Eso se traduciría en alrededor de GTQ 647M en regalías y más de GTQ 1014M en ISR. En total, más de GTQ 1660M anuales en ingresos fiscales generados únicamente por cuatro proyectos mineros actualmente detenidos o parcialmente paralizados.
Por qué importa. Estas no son cifras marginales, representan cerca del 1 % del presupuesto nacional. Pero la pregunta de fondo no es únicamente cuánto dinero representa, sino qué podría hacerse con esos recursos.
Con ingresos equivalentes a tres años de operación minera, Guatemala podría ampliar a cuatro carriles el tramo entre El Rancho y Puerto Barrios, uno de los principales corredores logísticos del país, sin comprometerse a décadas de endeudamiento.
También podría construir infraestructura hospitalaria moderna. Con los ingresos de un solo año de minería sería posible edificar un hospital comparable al San Juan de Dios; en tres años, hasta tres hospitales similares.

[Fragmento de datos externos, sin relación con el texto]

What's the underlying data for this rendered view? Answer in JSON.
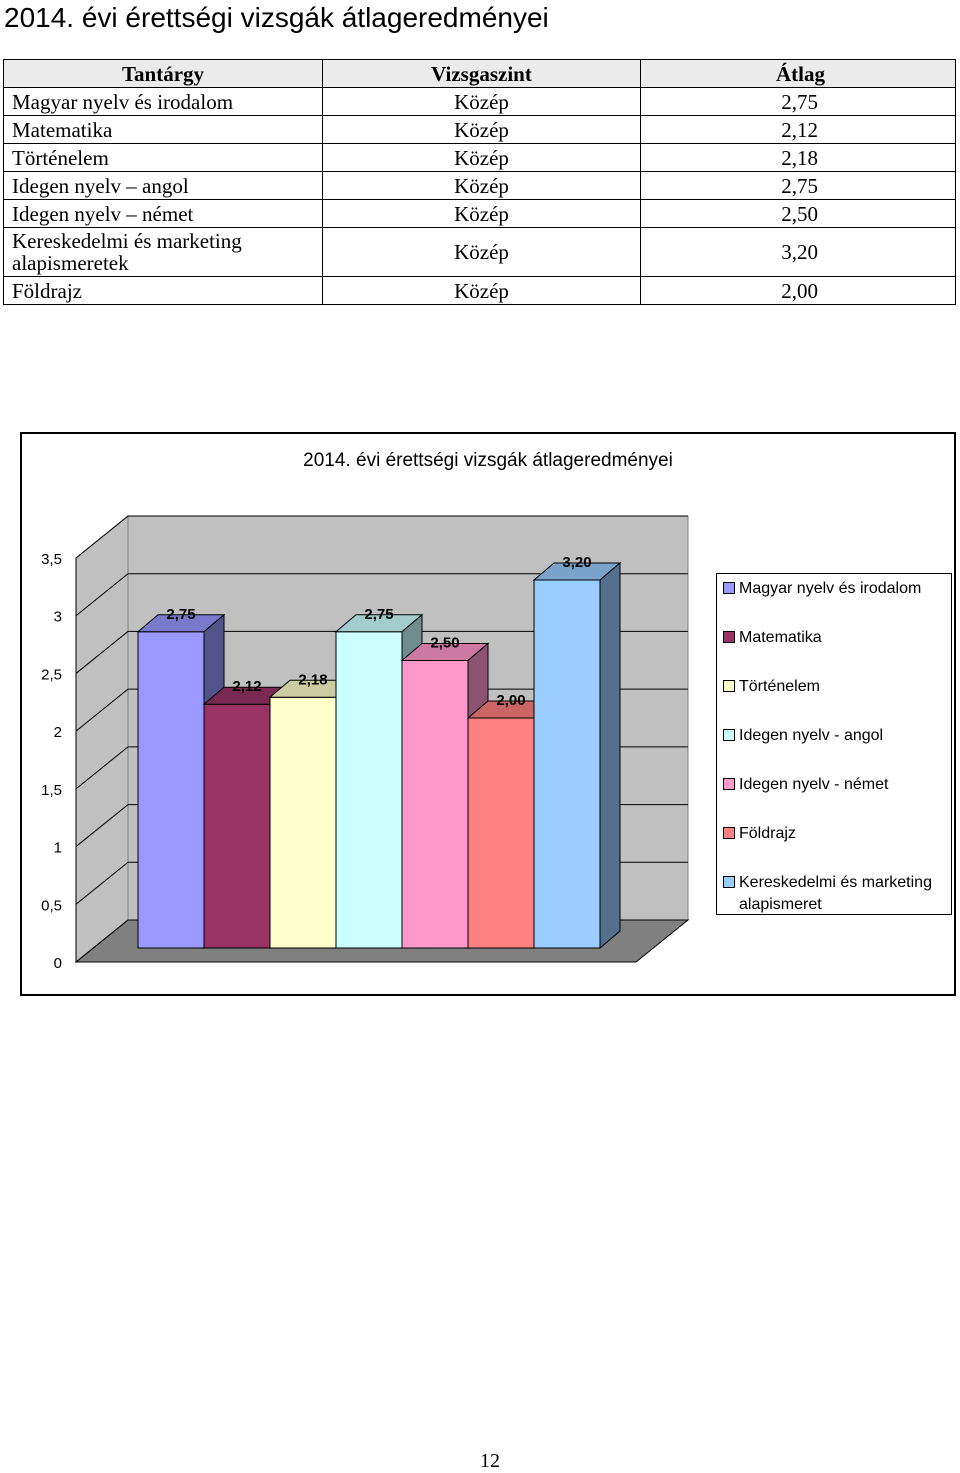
{
  "page": {
    "title": "2014. évi érettségi vizsgák átlageredményei",
    "page_number": "12"
  },
  "table": {
    "headers": [
      "Tantárgy",
      "Vizsgaszint",
      "Átlag"
    ],
    "rows": [
      [
        "Magyar nyelv és irodalom",
        "Közép",
        "2,75"
      ],
      [
        "Matematika",
        "Közép",
        "2,12"
      ],
      [
        "Történelem",
        "Közép",
        "2,18"
      ],
      [
        "Idegen nyelv – angol",
        "Közép",
        "2,75"
      ],
      [
        "Idegen nyelv – német",
        "Közép",
        "2,50"
      ],
      [
        "Kereskedelmi és marketing alapismeretek",
        "Közép",
        "3,20"
      ],
      [
        "Földrajz",
        "Közép",
        "2,00"
      ]
    ]
  },
  "chart_data": {
    "type": "bar",
    "title": "2014. évi érettségi vizsgák átlageredményei",
    "ylim": [
      0,
      3.5
    ],
    "y_ticks": [
      "0",
      "0,5",
      "1",
      "1,5",
      "2",
      "2,5",
      "3",
      "3,5"
    ],
    "grid": true,
    "legend_position": "right",
    "series": [
      {
        "name": "Magyar nyelv és irodalom",
        "value": 2.75,
        "label": "2,75",
        "color": "#9999ff"
      },
      {
        "name": "Matematika",
        "value": 2.12,
        "label": "2,12",
        "color": "#993366"
      },
      {
        "name": "Történelem",
        "value": 2.18,
        "label": "2,18",
        "color": "#ffffcc"
      },
      {
        "name": "Idegen nyelv - angol",
        "value": 2.75,
        "label": "2,75",
        "color": "#ccffff"
      },
      {
        "name": "Idegen nyelv - német",
        "value": 2.5,
        "label": "2,50",
        "color": "#ff99cc"
      },
      {
        "name": "Földrajz",
        "value": 2.0,
        "label": "2,00",
        "color": "#ff8080"
      },
      {
        "name": "Kereskedelmi és marketing alapismeret",
        "value": 3.2,
        "label": "3,20",
        "color": "#99ccff"
      }
    ]
  }
}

Desde el terremoto de 1976, el país no ha construido un hospital nacional de esa magnitud.
En radar. El impacto tampoco se limita a infraestructura. En 2014, la minería empleaba de forma directa a alrededor de 6400 personas; hoy, apenas a 1800. Son más de 4000 empleos formales perdidos, en su mayoría remunerados apropiadamente.

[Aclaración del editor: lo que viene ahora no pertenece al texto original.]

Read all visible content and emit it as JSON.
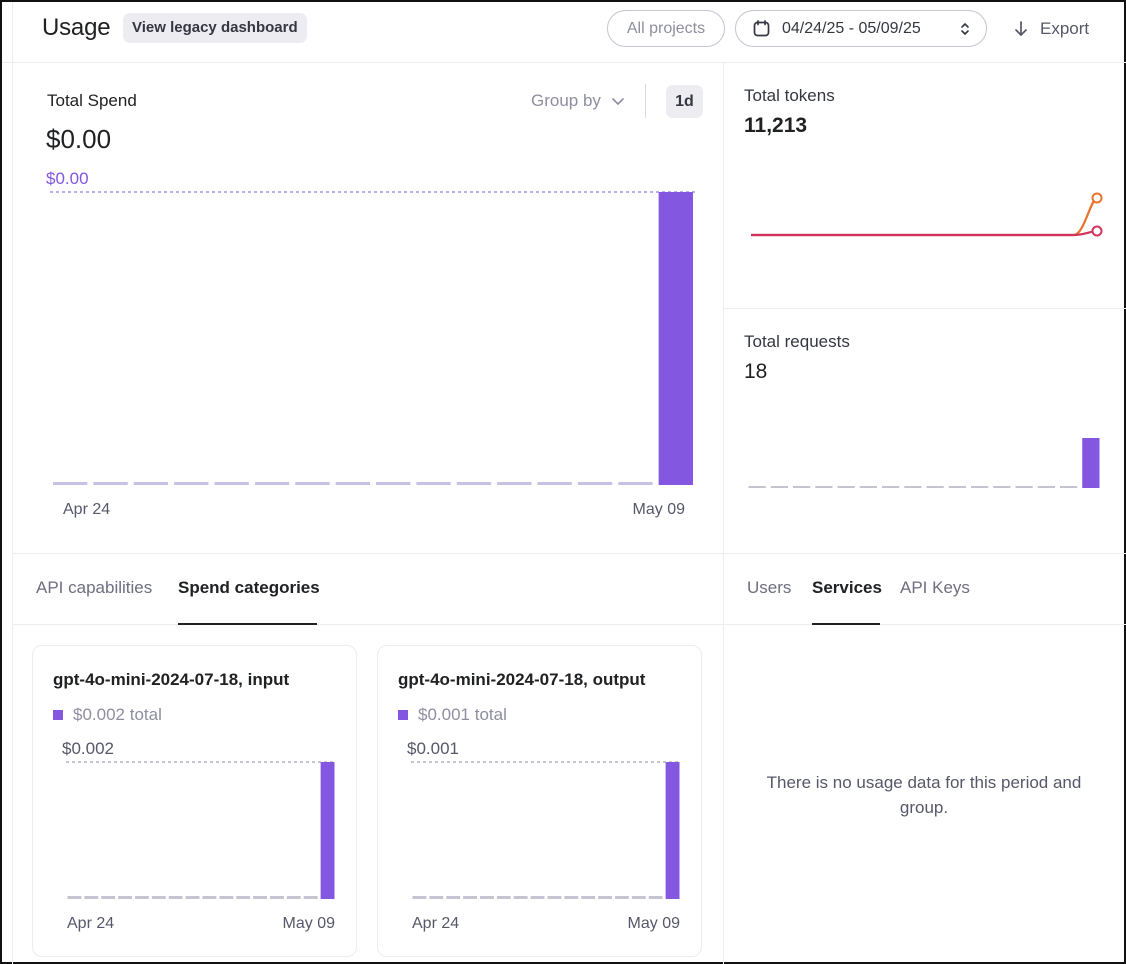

Según CABI y CIEN, el salario promedio del sector ronda los GTQ 8500 mensuales, posicionando a la minería como la tercera actividad económica mejor pagada del país.
Pero el elemento más relevante es dónde se generan esos empleos: zonas rurales y remotas donde prácticamente no existen alternativas productivas formales.
En regiones como el Polochic, perder una mina no implica únicamente perder un negocio; implica perder la principal fuente de economía formal y los empleos indirectos que multiplican su impacto sobre las comunidades.
Punto de fricción. Actualmente, cuatro proyectos permanecen detenidos o parcialmente paralizados: algunos atrapados en procesos de consulta sin plazos claros, otros con licencias revocadas y otros más operando bajo un entorno de alta incertidumbre jurídica.
La ausencia de reglas claras —económicas, sociales, ambientales e institucionales— congeló una industria que ya existía y que podría reactivarse en el corto plazo.
La consecuencia es evidente. En 2014, el Estado recaudó cerca de GTQ 620M en regalías mineras; en 2025, apenas GTQ 46M.
No se trata de una fluctuación normal del mercado, sino del reflejo de una decisión de frenar la actividad.
En conclusión. Más que un debate ideológico, lo que está en juego es una decisión de desarrollo y competitividad. Mientras tanto, Guatemala se vuelve más lenta y costosa. El transporte de mercancías circula hoy a apenas 25 kilómetros por hora, aproximadamente la mitad de la velocidad registrada hace una década.
La minería moderna, regulada y responsable, dista considerablemente de la imagen que suele difundirse en la discusión pública.
El país necesita reglas claras, coordinación institucional y presencia efectiva del Estado en los territorios.
La peor decisión no es equivocarse. Es seguir perdiendo hospitales, carreteras, empleo e inversión por no decidir.